The resignation will be televised - Monocolumn | Monocle

Monocolumn

A daily bulletin of news & opinion

12 February 2013

So farewell, then, Pope Benedict XVI. You will be missed. By some. As a wag on a well-known social-media site that rhymes with “Gary Glitter” said, “Gays, Africans and women will be heartbroken.” Another wagged, “‘I’m just doing this for now’ – strippers, waiters and popes.” Yet more mirth was generated by pontificating on the odds for the pontiff’s possible replacements. Korean YouTube sensation Psy at 6/1; the archbishop of atheism Richard Dawkins at 2,001/1; and a woman bishop right on the outside like a three-legged nag bound for the Findus freezer cabinet at 2,500/1.
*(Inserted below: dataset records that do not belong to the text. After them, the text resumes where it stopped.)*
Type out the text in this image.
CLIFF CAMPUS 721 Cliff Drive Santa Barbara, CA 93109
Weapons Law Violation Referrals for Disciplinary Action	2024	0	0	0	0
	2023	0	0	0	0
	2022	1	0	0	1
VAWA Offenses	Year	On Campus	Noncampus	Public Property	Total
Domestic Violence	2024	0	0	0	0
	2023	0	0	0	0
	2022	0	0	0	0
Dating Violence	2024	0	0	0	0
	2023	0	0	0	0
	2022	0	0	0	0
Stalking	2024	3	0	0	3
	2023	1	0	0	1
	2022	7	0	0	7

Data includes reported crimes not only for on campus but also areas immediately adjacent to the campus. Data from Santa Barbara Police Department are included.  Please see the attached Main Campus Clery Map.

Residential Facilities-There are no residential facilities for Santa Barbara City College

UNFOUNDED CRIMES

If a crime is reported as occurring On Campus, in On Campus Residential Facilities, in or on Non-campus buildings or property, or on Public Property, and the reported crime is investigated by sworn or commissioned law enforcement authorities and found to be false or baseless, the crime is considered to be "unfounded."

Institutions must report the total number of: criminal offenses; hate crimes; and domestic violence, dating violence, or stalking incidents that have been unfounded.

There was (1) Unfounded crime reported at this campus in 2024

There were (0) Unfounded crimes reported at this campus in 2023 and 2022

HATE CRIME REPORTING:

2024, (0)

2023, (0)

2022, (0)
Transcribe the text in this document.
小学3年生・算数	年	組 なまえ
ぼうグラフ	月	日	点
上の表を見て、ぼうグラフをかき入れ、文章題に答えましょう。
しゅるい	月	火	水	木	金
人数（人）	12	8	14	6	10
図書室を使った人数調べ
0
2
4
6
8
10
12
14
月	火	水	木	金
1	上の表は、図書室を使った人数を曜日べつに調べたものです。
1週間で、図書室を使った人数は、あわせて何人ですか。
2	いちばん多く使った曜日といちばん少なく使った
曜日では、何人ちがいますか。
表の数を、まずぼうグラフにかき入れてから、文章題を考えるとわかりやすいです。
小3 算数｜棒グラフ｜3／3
After the news was broken on that well-known social-media site that rhymes with the “red Prada slipper” so beloved of the outgoing pope, suddenly the networks were mobilised to go live to Rome – apart from Al Jazeera International, who went live to the Kenyan presidential debate all afternoon. Take that, cosy Western news agenda! Take that, Catholicism!

You don’t get much Rome on the news. Despite the fact that Italy looks like it might soon re-elect Silvio Berlusconi, a man who, unlike Pope Benedict XVI, did allow women into senior roles within his administration but mostly with what might kindly be called a “personal helping hand”. You don’t see much Rome on the news despite the fact that the Italian economy could just be the pile of sticks that breaks the European camel’s back. In fact, you see so little Rome on the news that only after squinting at the box for a full 30 seconds did you realise that it wasn’t the White House or St Paul’s or the closing take-off sequence of Close Encounters of the Third Kind but the good old Vatican. There was a palpable feeling of scrabbling about to find someone in Rome to bundle into a cab bound for St Peter’s Square as they manhandled the tripod and hit “Record” on the camera.

The pope “resigned” because he was too old, he said. So, for quite a bit, our beloved rolling-news channels treated us to on-loop library pictures of the pope looking old. (Well, he started the job when he was 78, so that was a job so easy it could happily be given to the incoming intern in the archive department.) As promised, then, old, tired pope shots coming up: oh look, he’s waving wearily on a visit to Africa, bless; he’s in the Popemobile nodding at placards that say “Papa, We Love You!”; uh-oh, now he’s on another sort of motorised trolley thing but this time inside a cathedral puffing his cheeks out exhaustedly. All of which, the news producers were seeming to say, perfectly illustrated that this man, whose official robes of state looked like they weighed three times more than he did, was too old for a job which mostly seemed to be about being driven around on a trolley, waving.

Back in the studio, things were on safer turf. The dog collars were out in force, which made it difficult to tell the difference between all the different grey-haired men booked to come in; it was as if uniforms were suddenly compulsory on TV. On the BBC, Emily Maitlis wore a black dress with a stiff white collar that hedged its bets between Quaker and nun’s wimple but was definitely channelling religion.

Unimaginative TV and slight cynicism aside, it’s always sad when someone believes they’re too old to carry on but it was a bad day to bury good news, too, as almost no one on a well-known social media site that rhymes with “harsh and bitter” noted, it was the second anniversary of Hosni Mubarak resigning, too. Every cloud, Mr Ratzinger (as we may again call you). Every cloud.

Robert Bound is Monocle’s culture editor.